Study: Physical fitness better indicator of health than BMI in children

Report Says Children Around the World Aren't Active Enough

When it comes to health, physical fitness may be more of an indicator than BMI for children.

A study from the University of Georgia provides new guidelines for physical activity for kids. According to researchers, the goal of physical education should be to help build a students' cardiorespiratory endurance, which measures how well the body handles long periods of exercise, as opposed to focusing on weight loss.

Even if a child is overweight, they may still be able to reach the recommended 60 minutes of moderate to vigorous physical activity which could be a better measure of health than weight or BMI, according to the study.

“Research has shown that even in young children, people who are fitter in terms of cardiorespiratory endurance participate in more intense physical activities,” said the study’s lead author Sami Yli-Piipari, an associate professor in UGA’s Mary Frances Early College of Education. “It’s not really your weight that matters. Children can be a little bit overweight but still be relatively fit.”

The study took place in Finland and followed 450 children, ranging in ages 10-12, who engaged in mandatory physical education for about 90 minutes per week.

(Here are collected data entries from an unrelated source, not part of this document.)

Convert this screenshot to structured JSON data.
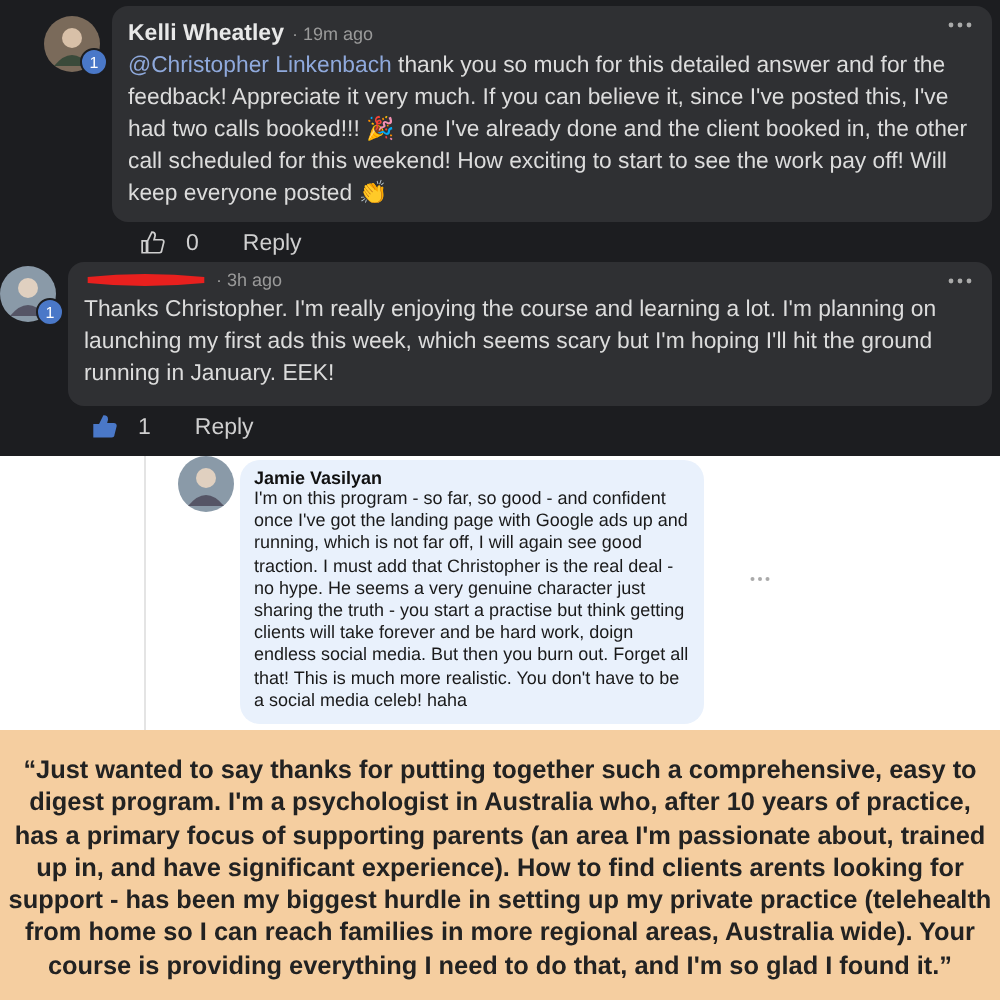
{
  "comments": [
    {
      "author": "Kelli Wheatley",
      "redacted": false,
      "time": "· 19m ago",
      "badge": "1",
      "mention": "@Christopher Linkenbach",
      "text": " thank you so much for this detailed answer and for the feedback! Appreciate it very much. If you can believe it, since I've posted this, I've had two calls booked!!! 🎉 one I've already done and the client booked in, the other call scheduled for this weekend! How exciting to start to see the work pay off! Will keep everyone posted 👏",
      "likes": "0",
      "liked": false,
      "reply": "Reply"
    },
    {
      "redacted": true,
      "time": "· 3h ago",
      "badge": "1",
      "text": "Thanks Christopher. I'm really enjoying the course and learning a lot. I'm planning on launching my first ads this week, which seems scary but I'm hoping I'll hit the ground running in January. EEK!",
      "likes": "1",
      "liked": true,
      "reply": "Reply"
    }
  ],
  "light_comment": {
    "author": "Jamie Vasilyan",
    "text": "I'm on this program - so far, so good - and confident once I've got the landing page with Google ads up and running, which is not far off, I will again see good traction. I must add that Christopher is the real deal - no hype. He seems a very genuine character just sharing the truth - you start a practise but think getting clients will take forever and be hard work, doign endless social media. But then you burn out. Forget all that! This is much more realistic. You don't have to be a social media celeb! haha"
  },
  "quote": "“Just wanted to say thanks for putting together such a comprehensive, easy to digest program. I'm a psychologist in Australia who, after 10 years of practice, has a primary focus of supporting parents (an area I'm passionate about, trained up in, and have significant experience). How to find clients arents looking for support - has been my biggest hurdle in setting up my private practice (telehealth from home so I can reach families in more regional areas, Australia wide). Your course is providing everything I need to do that, and I'm so glad I found it.”"
}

To track their total activity for the week, the children wore an accelerometer on their right hip. The study revealed that boys tended to be more active than girls. However, muscle strength and motor skills didn’t play a role in activity levels. Motivation for physical activity was also monitored but also did not play a role in activity levels.

“Physical education matters,” Yli-Piipari said. “It’s not only where students learn the skills, abilities and motivation to be active; it’s where students are having to do something active at a higher intensity than they probably would after school.”